Um dos casos mencionados é o do repórter cinematográfico Santiago Andrade, da Band, morto depois de ser atingido por um explosivo durante uma manifestação no Centro do RJ. Os dois réus, Caio Silva de Souza e Fábio Raposo vão a júri popular.  Outro caso é de Pedro Palma, ocorrido em Miguel Pereira, no centro-sul do Estado.
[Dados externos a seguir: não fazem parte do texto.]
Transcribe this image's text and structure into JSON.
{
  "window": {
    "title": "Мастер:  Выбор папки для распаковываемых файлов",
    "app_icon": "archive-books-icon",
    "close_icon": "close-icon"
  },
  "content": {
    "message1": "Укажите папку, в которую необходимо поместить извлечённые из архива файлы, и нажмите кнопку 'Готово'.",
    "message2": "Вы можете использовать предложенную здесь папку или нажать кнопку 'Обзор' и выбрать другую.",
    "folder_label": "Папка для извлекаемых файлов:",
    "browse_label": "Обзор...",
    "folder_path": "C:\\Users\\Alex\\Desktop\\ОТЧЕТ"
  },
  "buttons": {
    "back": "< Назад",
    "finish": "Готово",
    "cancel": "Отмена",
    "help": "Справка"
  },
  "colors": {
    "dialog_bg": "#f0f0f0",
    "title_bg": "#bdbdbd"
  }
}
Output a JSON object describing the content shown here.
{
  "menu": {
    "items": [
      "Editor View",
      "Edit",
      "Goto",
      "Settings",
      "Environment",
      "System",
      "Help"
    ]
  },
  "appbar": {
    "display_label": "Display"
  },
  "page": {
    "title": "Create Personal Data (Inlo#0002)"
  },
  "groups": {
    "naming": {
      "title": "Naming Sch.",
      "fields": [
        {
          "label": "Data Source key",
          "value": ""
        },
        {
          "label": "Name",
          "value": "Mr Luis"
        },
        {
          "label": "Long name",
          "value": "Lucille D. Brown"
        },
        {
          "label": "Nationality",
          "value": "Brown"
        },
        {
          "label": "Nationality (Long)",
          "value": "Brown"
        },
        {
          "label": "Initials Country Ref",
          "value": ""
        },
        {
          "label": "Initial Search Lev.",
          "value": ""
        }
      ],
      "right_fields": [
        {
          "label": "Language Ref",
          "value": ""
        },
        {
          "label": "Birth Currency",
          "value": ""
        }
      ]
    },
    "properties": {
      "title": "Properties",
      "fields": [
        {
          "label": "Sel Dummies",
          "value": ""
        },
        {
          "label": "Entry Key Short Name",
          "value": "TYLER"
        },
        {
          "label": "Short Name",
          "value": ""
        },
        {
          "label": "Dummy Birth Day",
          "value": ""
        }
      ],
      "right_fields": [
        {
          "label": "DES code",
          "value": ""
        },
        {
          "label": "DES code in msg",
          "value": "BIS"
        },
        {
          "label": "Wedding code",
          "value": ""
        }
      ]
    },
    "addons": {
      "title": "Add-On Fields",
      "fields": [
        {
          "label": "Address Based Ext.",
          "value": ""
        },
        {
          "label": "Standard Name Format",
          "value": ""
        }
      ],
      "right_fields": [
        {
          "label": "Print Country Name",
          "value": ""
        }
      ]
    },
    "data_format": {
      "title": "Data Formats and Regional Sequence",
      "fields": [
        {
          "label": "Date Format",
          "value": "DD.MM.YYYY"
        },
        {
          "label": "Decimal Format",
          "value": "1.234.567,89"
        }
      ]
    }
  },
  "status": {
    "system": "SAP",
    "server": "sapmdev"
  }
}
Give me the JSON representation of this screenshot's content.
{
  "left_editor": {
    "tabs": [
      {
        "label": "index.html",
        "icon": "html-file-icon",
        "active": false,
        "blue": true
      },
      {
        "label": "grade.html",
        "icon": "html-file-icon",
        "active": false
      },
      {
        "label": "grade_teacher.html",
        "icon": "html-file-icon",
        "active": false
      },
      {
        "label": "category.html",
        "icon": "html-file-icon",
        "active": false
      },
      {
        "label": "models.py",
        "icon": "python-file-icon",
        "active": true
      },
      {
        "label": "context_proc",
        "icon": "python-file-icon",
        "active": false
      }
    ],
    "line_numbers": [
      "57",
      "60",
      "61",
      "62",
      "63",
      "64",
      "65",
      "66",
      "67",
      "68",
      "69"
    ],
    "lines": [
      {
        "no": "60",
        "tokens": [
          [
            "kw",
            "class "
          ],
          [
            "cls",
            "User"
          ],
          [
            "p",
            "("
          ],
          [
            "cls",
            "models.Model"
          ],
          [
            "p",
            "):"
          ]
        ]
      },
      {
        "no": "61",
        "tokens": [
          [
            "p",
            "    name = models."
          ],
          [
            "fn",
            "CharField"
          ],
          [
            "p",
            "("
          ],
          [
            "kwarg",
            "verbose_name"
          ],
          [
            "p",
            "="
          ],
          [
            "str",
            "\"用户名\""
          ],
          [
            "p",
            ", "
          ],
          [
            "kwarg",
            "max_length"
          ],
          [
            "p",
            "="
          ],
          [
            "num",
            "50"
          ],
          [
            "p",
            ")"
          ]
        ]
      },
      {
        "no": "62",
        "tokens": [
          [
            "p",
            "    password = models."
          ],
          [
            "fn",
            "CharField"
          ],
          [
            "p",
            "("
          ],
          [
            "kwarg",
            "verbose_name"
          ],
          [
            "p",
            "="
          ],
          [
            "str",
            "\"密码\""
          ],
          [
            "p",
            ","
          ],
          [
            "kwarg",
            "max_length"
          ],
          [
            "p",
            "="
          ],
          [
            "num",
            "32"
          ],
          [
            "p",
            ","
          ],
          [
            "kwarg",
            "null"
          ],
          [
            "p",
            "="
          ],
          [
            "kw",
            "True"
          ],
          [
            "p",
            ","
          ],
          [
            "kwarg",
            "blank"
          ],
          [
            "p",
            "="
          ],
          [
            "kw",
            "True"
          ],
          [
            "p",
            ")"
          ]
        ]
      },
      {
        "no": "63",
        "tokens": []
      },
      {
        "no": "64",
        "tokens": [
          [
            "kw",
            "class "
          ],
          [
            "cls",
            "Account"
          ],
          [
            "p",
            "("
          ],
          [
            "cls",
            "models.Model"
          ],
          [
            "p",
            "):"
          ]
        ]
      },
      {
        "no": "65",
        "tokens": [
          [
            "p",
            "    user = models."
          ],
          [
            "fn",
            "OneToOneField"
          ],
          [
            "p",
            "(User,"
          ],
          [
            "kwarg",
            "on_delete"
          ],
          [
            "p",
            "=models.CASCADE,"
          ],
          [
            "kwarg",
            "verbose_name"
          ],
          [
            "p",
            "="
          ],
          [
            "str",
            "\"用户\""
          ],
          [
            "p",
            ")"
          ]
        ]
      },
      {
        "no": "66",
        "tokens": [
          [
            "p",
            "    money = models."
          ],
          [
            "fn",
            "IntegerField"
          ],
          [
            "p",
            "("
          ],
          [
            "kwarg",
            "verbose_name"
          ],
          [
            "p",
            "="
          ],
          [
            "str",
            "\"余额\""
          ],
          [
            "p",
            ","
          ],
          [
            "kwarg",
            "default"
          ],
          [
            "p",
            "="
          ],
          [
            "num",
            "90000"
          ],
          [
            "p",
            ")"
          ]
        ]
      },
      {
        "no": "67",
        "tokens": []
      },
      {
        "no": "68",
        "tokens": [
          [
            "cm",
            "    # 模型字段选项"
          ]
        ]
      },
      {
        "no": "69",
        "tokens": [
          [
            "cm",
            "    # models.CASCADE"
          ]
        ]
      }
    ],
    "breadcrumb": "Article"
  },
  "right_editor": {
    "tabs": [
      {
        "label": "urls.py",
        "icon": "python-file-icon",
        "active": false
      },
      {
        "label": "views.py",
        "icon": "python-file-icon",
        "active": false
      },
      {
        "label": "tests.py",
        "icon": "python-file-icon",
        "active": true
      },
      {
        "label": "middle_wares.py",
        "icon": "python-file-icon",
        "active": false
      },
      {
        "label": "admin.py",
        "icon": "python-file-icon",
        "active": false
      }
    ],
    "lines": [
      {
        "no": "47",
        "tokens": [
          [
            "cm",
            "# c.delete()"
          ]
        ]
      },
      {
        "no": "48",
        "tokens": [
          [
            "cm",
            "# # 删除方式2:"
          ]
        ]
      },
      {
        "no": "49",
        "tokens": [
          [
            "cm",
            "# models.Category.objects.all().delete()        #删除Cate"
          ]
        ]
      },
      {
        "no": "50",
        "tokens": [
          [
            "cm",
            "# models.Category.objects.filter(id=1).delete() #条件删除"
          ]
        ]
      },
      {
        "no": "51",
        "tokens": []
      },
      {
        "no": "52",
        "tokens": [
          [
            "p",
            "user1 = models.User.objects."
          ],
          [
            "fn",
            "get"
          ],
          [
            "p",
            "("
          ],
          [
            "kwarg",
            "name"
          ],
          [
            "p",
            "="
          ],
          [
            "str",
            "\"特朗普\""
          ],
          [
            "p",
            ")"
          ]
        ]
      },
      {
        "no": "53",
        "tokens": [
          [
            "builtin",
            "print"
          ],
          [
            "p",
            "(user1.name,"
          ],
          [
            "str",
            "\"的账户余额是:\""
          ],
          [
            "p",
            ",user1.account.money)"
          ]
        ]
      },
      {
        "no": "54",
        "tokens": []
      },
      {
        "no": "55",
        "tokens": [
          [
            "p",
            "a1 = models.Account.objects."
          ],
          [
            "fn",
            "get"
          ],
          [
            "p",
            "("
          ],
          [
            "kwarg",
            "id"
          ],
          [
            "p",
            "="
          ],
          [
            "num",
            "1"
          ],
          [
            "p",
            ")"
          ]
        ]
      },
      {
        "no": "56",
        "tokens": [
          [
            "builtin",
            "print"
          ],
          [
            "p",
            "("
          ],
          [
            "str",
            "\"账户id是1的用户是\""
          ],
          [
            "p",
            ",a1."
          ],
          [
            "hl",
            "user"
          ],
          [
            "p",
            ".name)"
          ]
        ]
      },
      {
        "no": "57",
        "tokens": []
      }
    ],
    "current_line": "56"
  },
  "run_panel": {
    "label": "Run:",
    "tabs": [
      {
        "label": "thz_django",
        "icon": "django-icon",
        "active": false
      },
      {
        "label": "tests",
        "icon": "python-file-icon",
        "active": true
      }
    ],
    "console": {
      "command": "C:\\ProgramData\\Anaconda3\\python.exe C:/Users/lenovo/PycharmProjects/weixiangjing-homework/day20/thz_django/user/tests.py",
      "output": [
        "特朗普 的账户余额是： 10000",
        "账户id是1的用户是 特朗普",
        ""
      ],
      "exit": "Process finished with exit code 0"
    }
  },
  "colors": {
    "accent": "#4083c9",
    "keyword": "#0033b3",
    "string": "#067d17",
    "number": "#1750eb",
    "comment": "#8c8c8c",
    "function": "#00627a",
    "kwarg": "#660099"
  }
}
Em fevereiro de 2014, Palma, único repórter do jornal Panorama Regional, foi assassinado com três tiros na porta de sua casa. Ele fazia denúncias de corrupção. O relatório indica ainda que houve uma queda de 30% no número de agressões contra os profissionais de imprensa no ano passado. Em 2013, foram 181 casos contra 124 registrados em 2014. A região Sudeste conta mais da metade das agressões.

São Paulo e Rio de Janeiro foram os Estados que mais tiveram jornalistas feridos. Segundo o levantamento, a maior parte da violência partiu de policiais durante os protestos nas ruas.  O presidente da entidade, Celso Augusto Schroder, avalia que as agressões que vitimam os jornalistas devem ser cobradas.

"Isto é um primeiro passo que nós temos que fazer. Identificar efetivamente, fazer processos eficientes, e cobrar que os processos judiciais apurem. Por isso uma federalização de investigação seria importante, ou seja, nos locais que isso não for feito, seja qual for a razão, seria importante que pudéssemos estimular um setor nacional, federal que pudesse concluir essas investigações".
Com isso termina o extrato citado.